Reputation: 310
My objective is, I have a dataframe in which all columns are categorical variables. I want to remove the columns if any columns's category has exceeded the threshold/cut off.
Var1 | Var2 | Var3 |
---|---|---|
Male | a | Lite |
Male | b | Full |
Male | c | Full |
Male | c | Lite |
Here, you can see that in var1 all are Male (100% proportion) now if I pass 51% as my cut off/threshold function should give me the following:
Var2 | Var3 |
---|---|
a | Lite |
b | Full |
c | Full |
c | Lite |
def dist_drop(df,cut):
vars = df.columns
var = []
for i in df.columns:
val_p = df[i].value_counts(normalize = True)*100
a = val_p.max()
if a[i] <= cut:
var.append = df[var]
new_df = df[var]
return new_df
Upvotes: 0
Views: 248
Reputation: 120409
Use apply
to iterate over your columns and create a boolean mask.
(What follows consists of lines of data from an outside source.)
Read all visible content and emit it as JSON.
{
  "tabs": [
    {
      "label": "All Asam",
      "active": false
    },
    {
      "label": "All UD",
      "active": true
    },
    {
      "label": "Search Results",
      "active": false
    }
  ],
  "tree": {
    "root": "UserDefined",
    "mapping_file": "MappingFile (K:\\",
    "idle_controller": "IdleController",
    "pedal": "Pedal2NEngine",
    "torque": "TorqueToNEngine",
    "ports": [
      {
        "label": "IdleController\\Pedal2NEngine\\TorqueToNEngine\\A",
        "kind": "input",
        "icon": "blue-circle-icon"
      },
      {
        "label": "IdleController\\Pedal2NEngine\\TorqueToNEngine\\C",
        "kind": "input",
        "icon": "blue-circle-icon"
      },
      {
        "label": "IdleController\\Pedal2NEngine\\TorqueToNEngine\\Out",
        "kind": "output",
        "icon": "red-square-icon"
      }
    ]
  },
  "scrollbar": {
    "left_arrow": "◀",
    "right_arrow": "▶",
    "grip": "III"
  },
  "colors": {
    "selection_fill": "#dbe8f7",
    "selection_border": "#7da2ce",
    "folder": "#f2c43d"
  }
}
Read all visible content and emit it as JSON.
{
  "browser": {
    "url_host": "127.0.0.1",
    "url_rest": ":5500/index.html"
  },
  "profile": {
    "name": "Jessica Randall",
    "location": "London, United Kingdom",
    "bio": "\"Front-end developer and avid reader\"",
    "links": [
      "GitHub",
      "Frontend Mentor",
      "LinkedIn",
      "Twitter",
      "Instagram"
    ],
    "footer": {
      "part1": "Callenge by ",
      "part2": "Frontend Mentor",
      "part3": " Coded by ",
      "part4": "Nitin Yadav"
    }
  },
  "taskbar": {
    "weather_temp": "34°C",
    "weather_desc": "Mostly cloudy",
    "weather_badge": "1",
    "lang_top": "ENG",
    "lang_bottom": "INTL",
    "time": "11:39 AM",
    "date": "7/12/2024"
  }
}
Return only columns that match your condition.
def dist_drop(df, cut):
mask = df.apply(lambda x: x.value_counts(normalize=True)
.mul(100)
.le(cut)
.all())
return df.loc[:, mask]
>>> dist_drop(df, 51)
Var2 Var3
0 a Lite
1 b Full
2 c Full
3 c Lite
Upvotes: 3
Reputation: 516
def dist_drop(df,cut):
vars = df.columns
var = []
for i in df.columns:
val_p = df[i].value_counts(normalize = True)*100
a = val_p.max()
if a[i] <= cut: # Condition should be just a - the max value
var.append = df[var] # Assigning df to append instead of appending column
new_df = df[var] # this should be after the for loop is done
return new_df # this should be after the for loop is done
Made minor changes to your function. This should serve your purpose.
def dist_drop(df,cut):
var = []
for i in df.columns:
val_p = df[i].value_counts(normalize = True)*100
max_id = val_p.idxmax()
max_val = val_p[max_id]
if max_val <= cut:
var.append(i)
new_df = df[var]
return new_df
Upvotes: 1